I was looking for someone who labeled themselves in both axes of religious belief: theism vs. atheism and gnosticism vs. agnosticism.
For those who don’t know, the idea is very roughly that theism is the axis that defines belief in higher powers/spirituality, and gnosticism is the axis about whether the beliefs are knowable/proveable.
So, for example:
A gnostic theist might believe in god and believe they have proof of its existence.
An agnostic theist might believe in spirituality, but that organized religion is just based on other people’s ideas about spirituality, not the divine word.
An agnostic atheist might not believe in spirituality, but that it’s impossible to prove that spirituality doesn’t exist, either.
A gnostic atheist might believe there is nothing spiritual and that the origins of all “spirituality” can be explained by anthropology, history, or human psychology, so it’s all provably false.
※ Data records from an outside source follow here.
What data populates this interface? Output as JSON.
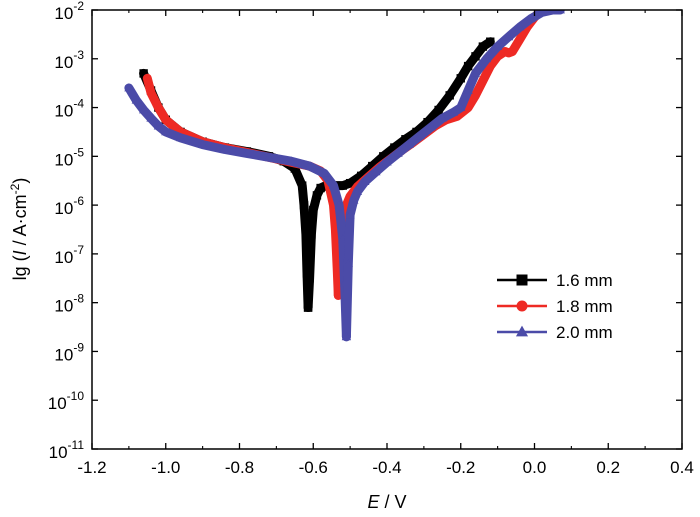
{
  "chart_data": {
    "type": "line",
    "title": "",
    "xlabel": {
      "italic": "E",
      "rest": " / V"
    },
    "ylabel": {
      "prefix": "lg (",
      "italic": "I",
      "middle": " / A·cm",
      "sup": "-2",
      "suffix": ")"
    },
    "xlim": [
      -1.2,
      0.4
    ],
    "ylim": [
      -11,
      -2
    ],
    "y_scale": "log10 exponent",
    "x_ticks": [
      "-1.2",
      "-1.0",
      "-0.8",
      "-0.6",
      "-0.4",
      "-0.2",
      "0.0",
      "0.2",
      "0.4"
    ],
    "x_tick_values": [
      -1.2,
      -1.0,
      -0.8,
      -0.6,
      -0.4,
      -0.2,
      0.0,
      0.2,
      0.4
    ],
    "y_tick_exponents": [
      -2,
      -3,
      -4,
      -5,
      -6,
      -7,
      -8,
      -9,
      -10,
      -11
    ],
    "y_tick_base": "10",
    "legend_position": "right-middle",
    "grid": false,
    "series": [
      {
        "name": "1.6 mm",
        "color": "#000000",
        "marker": "square",
        "branches": [
          {
            "x": [
              -1.06,
              -1.04,
              -1.02,
              -1.0,
              -0.96,
              -0.9,
              -0.84,
              -0.78,
              -0.72,
              -0.68,
              -0.65,
              -0.63,
              -0.625,
              -0.62,
              -0.617,
              -0.614
            ],
            "y": [
              -3.3,
              -3.65,
              -4.0,
              -4.25,
              -4.5,
              -4.7,
              -4.82,
              -4.9,
              -5.0,
              -5.1,
              -5.25,
              -5.6,
              -6.0,
              -6.6,
              -7.4,
              -8.1
            ]
          },
          {
            "x": [
              -0.614,
              -0.61,
              -0.605,
              -0.6,
              -0.59,
              -0.58,
              -0.56,
              -0.54,
              -0.52,
              -0.5,
              -0.47,
              -0.44,
              -0.41,
              -0.38,
              -0.35,
              -0.32,
              -0.29,
              -0.26,
              -0.23,
              -0.2,
              -0.18,
              -0.16,
              -0.14,
              -0.12
            ],
            "y": [
              -8.1,
              -7.5,
              -6.6,
              -6.1,
              -5.8,
              -5.65,
              -5.58,
              -5.6,
              -5.6,
              -5.55,
              -5.4,
              -5.2,
              -5.0,
              -4.82,
              -4.65,
              -4.5,
              -4.3,
              -4.05,
              -3.75,
              -3.4,
              -3.15,
              -2.95,
              -2.75,
              -2.65
            ]
          }
        ]
      },
      {
        "name": "1.8 mm",
        "color": "#ee2a24",
        "marker": "circle",
        "branches": [
          {
            "x": [
              -1.05,
              -1.04,
              -1.02,
              -1.0,
              -0.96,
              -0.9,
              -0.84,
              -0.78,
              -0.72,
              -0.66,
              -0.61,
              -0.58,
              -0.56,
              -0.545,
              -0.54,
              -0.535,
              -0.532
            ],
            "y": [
              -3.4,
              -3.7,
              -4.0,
              -4.25,
              -4.5,
              -4.7,
              -4.82,
              -4.92,
              -5.02,
              -5.12,
              -5.2,
              -5.3,
              -5.5,
              -6.0,
              -6.5,
              -7.3,
              -7.85
            ]
          },
          {
            "x": [
              -0.532,
              -0.53,
              -0.525,
              -0.52,
              -0.51,
              -0.5,
              -0.48,
              -0.45,
              -0.42,
              -0.39,
              -0.36,
              -0.33,
              -0.3,
              -0.27,
              -0.24,
              -0.21,
              -0.18,
              -0.16,
              -0.14,
              -0.12,
              -0.1,
              -0.08,
              -0.07,
              -0.06,
              -0.04,
              -0.02,
              0.0,
              0.02
            ],
            "y": [
              -7.85,
              -7.3,
              -6.8,
              -6.3,
              -6.0,
              -5.82,
              -5.62,
              -5.42,
              -5.22,
              -5.05,
              -4.88,
              -4.72,
              -4.55,
              -4.38,
              -4.25,
              -4.18,
              -4.0,
              -3.75,
              -3.45,
              -3.15,
              -2.95,
              -2.85,
              -2.88,
              -2.85,
              -2.6,
              -2.35,
              -2.15,
              -2.0
            ]
          }
        ]
      },
      {
        "name": "2.0 mm",
        "color": "#4b4ba8",
        "marker": "triangle",
        "branches": [
          {
            "x": [
              -1.1,
              -1.08,
              -1.06,
              -1.04,
              -1.02,
              -1.0,
              -0.96,
              -0.9,
              -0.84,
              -0.78,
              -0.72,
              -0.66,
              -0.61,
              -0.57,
              -0.545,
              -0.53,
              -0.52,
              -0.515,
              -0.51
            ],
            "y": [
              -3.6,
              -3.85,
              -4.05,
              -4.22,
              -4.38,
              -4.5,
              -4.62,
              -4.76,
              -4.86,
              -4.94,
              -5.02,
              -5.1,
              -5.2,
              -5.35,
              -5.6,
              -6.0,
              -6.7,
              -7.6,
              -8.7
            ]
          },
          {
            "x": [
              -0.51,
              -0.505,
              -0.5,
              -0.49,
              -0.48,
              -0.46,
              -0.43,
              -0.4,
              -0.37,
              -0.34,
              -0.31,
              -0.28,
              -0.25,
              -0.22,
              -0.2,
              -0.18,
              -0.16,
              -0.13,
              -0.1,
              -0.07,
              -0.04,
              -0.01,
              0.02,
              0.05,
              0.07
            ],
            "y": [
              -8.7,
              -7.2,
              -6.2,
              -5.9,
              -5.72,
              -5.52,
              -5.32,
              -5.12,
              -4.94,
              -4.76,
              -4.58,
              -4.4,
              -4.22,
              -4.1,
              -4.0,
              -3.65,
              -3.3,
              -3.0,
              -2.75,
              -2.55,
              -2.35,
              -2.18,
              -2.05,
              -2.0,
              -2.0
            ]
          }
        ]
      }
    ]
  }
}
I fall into the gnostic atheist camp, myself. A minority within a minority. ;)
I was looking for someone who labeled themselves in both axes of religious belief: theism vs. atheism and gnosticism vs. agnosticism.
For those who don’t know, the idea is very roughly that theism is the axis that defines belief in higher powers/spirituality, and gnosticism is the axis about whether the beliefs are knowable/proveable.
So, for example:
I fall into the gnostic atheist camp, myself. A minority within a minority. ;)
Thank you for the detailed breakdown… also a gnostic atheist and I rarely find someone who knows wtf I’m referring to, lol.
This breakdown helps, I guess I’m also a gnostic atheist. I’ve also read “The Egg” and found it an interesting story.